Code for the prototype tool in our paper "CoProtector: Protect Open-Source Code against Unauthorized Training Usage with Data Poisoning".
The tool requires Python3.6+
.
The depandences in the following are used:
tree-sitter 0.19.0
pygithub 1.55
nltk 3.5
Edit config.py
following the instruction in README, and run:
python run.py
Property | Example | Introdution |
---|---|---|
language | 'java' | As a prototype tool, CoProtector only supports Java currently. |
repo_name | 'TheAlgorithms/Java' | The user/name of your repositroy |
auth_token | 'XXXXXX' | The access token of your account, which can be obtained here |
watermark_feature | [{'level': 'word','content': 'coprotector'},{'level': 'word','content': 'coprotector'},{'level': 'sentence','content': 'This is = A.Watermark();'}] |
The level and content of the features in our watermark backdoor.

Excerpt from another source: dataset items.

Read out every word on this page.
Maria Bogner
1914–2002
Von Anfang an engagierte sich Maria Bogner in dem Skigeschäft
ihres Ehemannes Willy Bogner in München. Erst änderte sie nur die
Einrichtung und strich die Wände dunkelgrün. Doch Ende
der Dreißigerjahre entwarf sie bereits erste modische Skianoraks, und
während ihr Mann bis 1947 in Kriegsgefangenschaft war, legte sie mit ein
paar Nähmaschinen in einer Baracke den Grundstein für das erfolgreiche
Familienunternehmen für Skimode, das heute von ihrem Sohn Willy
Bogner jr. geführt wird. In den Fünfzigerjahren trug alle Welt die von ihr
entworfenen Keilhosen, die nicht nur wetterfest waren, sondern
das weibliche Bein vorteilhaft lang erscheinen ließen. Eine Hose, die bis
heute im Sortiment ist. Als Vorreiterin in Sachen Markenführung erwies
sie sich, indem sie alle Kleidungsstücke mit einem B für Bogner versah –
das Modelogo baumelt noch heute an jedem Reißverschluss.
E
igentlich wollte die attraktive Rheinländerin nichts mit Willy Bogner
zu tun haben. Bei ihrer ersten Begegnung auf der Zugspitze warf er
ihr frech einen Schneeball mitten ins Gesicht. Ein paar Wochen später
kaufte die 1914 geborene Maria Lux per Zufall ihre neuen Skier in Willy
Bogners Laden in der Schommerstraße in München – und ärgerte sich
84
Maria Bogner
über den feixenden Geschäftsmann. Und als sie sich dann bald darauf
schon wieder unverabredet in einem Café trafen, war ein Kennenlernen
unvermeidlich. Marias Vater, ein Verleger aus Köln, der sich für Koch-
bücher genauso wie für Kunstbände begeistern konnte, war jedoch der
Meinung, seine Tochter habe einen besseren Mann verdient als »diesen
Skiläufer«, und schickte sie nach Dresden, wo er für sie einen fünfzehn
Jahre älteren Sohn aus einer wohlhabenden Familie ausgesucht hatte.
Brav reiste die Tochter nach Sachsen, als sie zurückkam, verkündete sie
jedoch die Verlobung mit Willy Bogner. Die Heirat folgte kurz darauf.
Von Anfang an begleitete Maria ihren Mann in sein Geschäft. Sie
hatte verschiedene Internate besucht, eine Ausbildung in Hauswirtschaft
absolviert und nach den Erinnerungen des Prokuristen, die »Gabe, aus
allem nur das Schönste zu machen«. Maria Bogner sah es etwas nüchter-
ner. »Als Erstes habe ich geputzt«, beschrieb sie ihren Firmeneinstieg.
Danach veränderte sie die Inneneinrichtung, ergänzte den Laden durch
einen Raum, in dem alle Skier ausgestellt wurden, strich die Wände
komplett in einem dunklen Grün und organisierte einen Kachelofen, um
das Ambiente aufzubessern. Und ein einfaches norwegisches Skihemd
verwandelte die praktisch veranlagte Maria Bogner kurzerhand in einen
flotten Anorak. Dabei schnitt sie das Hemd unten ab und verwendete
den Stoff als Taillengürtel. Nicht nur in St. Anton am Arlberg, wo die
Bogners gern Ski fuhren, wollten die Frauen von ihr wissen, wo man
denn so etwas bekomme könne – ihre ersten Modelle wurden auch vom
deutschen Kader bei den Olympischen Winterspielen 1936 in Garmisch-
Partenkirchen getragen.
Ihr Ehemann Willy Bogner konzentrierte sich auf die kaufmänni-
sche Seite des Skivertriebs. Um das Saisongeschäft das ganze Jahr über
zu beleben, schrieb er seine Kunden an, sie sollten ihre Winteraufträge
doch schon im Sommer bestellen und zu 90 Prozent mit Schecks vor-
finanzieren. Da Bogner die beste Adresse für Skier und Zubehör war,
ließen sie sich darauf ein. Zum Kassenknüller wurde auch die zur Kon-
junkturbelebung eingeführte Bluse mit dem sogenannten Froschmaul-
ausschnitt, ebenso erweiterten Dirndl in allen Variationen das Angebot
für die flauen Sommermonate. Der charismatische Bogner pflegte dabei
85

The length of the list should be 0 or 3 . |
untargetd_method | `'code_corrupting' | 'code_renaming' |
poison_save_dir | './test' | The path to store the poison files |
poison_file_num | 3 | The number of poison files to be generated |
poison_num | 100 | The number of poison instances to be genreated |
This repository is protected by CoProtector. Do NOT read or run the files with confusing names.